Quand nous « tombons d’accord », nous ne faisons que converger vers un point de la variété où la courbure de l’information est la moins coûteuse en énergie. C’est de la thermodynamique de comptoir. On réduit l’incertitude comme on réduit une sauce grasse : par évaporation de tout ce qui est subtil et complexe. C’est un processus d’appauvrissement mutuel où l’on finit par noter des compromis médiocres avec un stylo-plume de luxe à 800 euros, un instrument bien trop noble pour tracer des mots si vides de sens. Nous achetons la forme pour oublier que le fond est en ruine.
L’Entropie et la Facture
Le drame, c’est que cette géométrie de l’information est fondamentalement instable. Le modèle mathématique de l’espace de probabilité suppose que nous sommes des agents rationnels cherchant à maximiser la précision. Quelle blague. L’humain moyen est un nid à biais cognitifs, un système bruyant dont le ratio signal/bruit ferait pleurer de désespoir n’importe quel ingénieur en télécoms. Ce que nous appelons « intelligence collective » n’est qu’une agrégation de bruits blancs qui, par un miracle statistique malheureux, finissent parfois par s’annuler pour produire un silence pesant qu’on prend pour un accord.

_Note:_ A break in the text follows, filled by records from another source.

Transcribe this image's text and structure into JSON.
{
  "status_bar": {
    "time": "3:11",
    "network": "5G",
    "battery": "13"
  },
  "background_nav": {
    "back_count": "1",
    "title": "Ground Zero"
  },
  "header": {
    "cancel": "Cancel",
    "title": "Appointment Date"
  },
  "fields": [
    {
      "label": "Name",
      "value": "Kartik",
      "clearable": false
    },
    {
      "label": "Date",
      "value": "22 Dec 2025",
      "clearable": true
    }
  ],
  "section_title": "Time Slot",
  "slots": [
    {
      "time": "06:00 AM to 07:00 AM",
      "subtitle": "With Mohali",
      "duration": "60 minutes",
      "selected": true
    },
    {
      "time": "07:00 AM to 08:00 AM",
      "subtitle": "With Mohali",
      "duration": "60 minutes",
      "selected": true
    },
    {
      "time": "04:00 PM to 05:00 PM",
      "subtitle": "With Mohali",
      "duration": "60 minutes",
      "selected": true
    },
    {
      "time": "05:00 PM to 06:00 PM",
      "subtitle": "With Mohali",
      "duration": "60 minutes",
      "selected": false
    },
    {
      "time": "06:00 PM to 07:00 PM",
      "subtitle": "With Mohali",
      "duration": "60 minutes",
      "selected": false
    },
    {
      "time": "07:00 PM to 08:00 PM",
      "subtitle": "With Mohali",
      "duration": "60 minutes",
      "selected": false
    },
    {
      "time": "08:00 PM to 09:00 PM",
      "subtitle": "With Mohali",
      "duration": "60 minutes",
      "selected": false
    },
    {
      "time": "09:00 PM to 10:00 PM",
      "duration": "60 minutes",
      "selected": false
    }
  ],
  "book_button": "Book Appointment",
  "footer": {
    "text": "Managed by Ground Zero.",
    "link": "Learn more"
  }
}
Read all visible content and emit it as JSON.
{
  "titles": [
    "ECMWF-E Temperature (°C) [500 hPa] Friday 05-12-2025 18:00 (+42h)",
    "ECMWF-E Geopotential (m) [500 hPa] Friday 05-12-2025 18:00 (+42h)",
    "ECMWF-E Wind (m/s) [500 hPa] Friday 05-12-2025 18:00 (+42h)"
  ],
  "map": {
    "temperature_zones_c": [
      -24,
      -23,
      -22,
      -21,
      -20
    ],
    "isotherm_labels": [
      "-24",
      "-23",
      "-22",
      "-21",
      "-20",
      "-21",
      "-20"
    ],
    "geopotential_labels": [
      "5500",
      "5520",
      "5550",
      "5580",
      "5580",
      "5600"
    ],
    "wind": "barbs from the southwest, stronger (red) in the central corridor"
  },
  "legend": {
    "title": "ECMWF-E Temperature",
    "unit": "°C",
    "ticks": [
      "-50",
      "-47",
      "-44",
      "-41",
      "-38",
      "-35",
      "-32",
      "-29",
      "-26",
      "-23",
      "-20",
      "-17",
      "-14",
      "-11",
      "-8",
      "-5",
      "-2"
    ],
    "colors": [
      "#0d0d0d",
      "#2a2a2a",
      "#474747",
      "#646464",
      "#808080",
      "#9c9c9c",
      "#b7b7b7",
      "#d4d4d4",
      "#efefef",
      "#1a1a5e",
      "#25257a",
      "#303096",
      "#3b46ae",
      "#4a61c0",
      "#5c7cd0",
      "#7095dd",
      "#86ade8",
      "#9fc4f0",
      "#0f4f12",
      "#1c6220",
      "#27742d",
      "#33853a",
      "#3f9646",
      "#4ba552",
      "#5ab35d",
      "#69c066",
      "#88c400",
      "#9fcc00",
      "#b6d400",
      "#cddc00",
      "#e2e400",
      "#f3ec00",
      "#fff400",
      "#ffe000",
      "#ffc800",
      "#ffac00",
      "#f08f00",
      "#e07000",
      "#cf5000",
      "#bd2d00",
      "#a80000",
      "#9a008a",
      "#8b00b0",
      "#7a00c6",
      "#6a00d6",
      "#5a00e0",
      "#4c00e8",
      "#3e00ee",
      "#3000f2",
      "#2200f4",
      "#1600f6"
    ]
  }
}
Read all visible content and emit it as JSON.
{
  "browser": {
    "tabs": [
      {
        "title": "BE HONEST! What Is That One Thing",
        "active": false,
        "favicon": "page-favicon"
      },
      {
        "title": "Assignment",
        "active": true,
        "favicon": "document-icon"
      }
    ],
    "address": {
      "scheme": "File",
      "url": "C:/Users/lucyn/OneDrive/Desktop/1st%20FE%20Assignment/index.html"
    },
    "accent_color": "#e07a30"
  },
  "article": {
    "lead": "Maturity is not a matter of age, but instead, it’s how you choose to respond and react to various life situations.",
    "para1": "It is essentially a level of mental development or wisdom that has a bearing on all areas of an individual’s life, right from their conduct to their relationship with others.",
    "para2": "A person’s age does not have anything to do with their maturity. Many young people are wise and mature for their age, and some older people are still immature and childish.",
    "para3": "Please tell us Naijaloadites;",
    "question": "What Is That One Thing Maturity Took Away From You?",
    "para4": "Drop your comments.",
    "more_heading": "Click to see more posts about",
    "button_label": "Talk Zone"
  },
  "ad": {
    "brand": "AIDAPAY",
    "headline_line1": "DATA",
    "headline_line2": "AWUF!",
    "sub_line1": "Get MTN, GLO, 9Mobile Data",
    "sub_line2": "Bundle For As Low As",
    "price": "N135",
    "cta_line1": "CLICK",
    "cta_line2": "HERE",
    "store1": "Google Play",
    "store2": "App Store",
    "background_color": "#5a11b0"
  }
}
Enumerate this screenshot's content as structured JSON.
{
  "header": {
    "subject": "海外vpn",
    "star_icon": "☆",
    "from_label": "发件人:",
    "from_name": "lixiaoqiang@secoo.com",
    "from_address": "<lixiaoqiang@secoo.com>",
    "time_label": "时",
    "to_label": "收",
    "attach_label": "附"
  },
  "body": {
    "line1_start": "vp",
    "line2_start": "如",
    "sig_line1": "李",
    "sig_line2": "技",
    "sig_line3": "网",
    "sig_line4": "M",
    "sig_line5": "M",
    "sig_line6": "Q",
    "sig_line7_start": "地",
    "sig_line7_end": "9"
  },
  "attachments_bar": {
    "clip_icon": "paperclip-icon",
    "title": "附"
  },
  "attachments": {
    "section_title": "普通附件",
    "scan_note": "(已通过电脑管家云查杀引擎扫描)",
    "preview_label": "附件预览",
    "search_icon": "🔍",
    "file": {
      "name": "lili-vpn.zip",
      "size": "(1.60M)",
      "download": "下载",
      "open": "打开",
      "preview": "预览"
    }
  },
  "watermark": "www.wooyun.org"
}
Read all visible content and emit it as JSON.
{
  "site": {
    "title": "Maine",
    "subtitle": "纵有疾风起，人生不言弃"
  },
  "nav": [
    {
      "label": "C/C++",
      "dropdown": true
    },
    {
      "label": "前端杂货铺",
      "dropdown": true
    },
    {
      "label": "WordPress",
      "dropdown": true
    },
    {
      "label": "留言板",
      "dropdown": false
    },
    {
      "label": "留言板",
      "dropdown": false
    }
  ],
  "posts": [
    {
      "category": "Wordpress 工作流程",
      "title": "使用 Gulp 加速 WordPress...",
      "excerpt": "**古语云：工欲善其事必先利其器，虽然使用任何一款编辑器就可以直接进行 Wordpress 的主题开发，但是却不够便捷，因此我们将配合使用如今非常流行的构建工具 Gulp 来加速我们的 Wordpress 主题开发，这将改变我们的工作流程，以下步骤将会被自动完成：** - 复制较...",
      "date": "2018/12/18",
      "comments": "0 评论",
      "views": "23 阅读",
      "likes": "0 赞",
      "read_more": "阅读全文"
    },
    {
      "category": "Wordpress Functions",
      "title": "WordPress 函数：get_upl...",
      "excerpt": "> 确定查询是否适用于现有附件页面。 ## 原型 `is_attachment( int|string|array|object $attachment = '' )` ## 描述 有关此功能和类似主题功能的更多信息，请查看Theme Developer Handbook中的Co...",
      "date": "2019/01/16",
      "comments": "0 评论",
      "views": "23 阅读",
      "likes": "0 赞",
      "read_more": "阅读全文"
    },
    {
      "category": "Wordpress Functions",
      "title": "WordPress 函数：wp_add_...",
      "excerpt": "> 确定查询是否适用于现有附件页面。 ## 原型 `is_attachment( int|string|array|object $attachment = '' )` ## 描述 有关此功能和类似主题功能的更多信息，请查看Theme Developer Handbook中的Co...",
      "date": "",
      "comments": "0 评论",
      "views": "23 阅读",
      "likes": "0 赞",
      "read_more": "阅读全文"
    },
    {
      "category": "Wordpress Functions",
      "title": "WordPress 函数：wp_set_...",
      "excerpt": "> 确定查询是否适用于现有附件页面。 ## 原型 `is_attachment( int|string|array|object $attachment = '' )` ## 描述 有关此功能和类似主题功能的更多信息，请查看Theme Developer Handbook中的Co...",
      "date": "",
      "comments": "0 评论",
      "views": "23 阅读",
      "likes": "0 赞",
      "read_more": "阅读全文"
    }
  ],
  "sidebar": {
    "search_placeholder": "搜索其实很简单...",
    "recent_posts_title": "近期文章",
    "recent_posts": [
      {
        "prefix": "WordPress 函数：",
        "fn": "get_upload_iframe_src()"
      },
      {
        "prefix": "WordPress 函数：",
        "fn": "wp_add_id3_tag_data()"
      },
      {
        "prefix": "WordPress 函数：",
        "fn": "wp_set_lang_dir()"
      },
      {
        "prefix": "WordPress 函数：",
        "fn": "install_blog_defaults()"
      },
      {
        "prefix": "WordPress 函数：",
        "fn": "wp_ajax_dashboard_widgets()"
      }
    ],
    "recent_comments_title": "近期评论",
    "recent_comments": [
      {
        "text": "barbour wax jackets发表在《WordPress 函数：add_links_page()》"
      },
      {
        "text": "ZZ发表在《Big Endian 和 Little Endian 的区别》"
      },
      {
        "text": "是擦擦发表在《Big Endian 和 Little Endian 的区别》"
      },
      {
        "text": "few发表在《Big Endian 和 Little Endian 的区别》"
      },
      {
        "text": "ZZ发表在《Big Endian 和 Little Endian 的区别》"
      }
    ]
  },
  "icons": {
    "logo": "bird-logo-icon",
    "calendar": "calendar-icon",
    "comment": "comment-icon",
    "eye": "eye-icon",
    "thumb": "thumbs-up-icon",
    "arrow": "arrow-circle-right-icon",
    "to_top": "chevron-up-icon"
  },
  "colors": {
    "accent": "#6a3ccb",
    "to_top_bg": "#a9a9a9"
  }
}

La structure de la variété s’effondre dès qu’une émotion un peu trop vive — une peur primaire du déclassement, une colère mal digérée contre le prix de l’essence — vient tordre la métrique.
La courbure devient alors infinie, et la communication se transforme en trou noir gravitationnel. On se retrouve à hurler les uns sur les autres, comme des clients mécontents parce que le plat du jour est arrivé froid, oubliant que la cuisine elle-même est en feu. La « sphère publique » n’est pas un espace de discussion, c’est une chambre à vide où l’on observe la décomposition de l’information en temps réel. Nous cherchons des structures là où il n’y a que de la diffusion thermique et du chaos. On tente de cartographier ce désastre sur un agenda en cuir de veau pleine fleur, espérant que la qualité du papier masquera la vacuité des rendez-vous qui y sont inscrits.
L’individu est un bug dans la géométrie parfaite du collectif. Nous cherchons de la transcendance là où il n’y a que de la fatigue nerveuse. La prochaine fois que vous entendrez un politicien parler de « contrat social », pensez plutôt à votre facture d’électricité. C’est la seule chose qui lie vraiment les hommes entre eux aujourd’hui : cette dépendance servile au courant alternatif qui empêche l’obscurité de nous rappeler notre insignifiance spatiale. C’est une fuite en avant énergétique, une tentative désespérée de maintenir la température de la pièce supportable alors que les murs s’effritent. Au milieu de ce vacarme, le seul véritable luxe n’est pas la parole, mais l’isolement total derrière un bureau insonorisé, ultime forteresse contre la bêtise ambiante.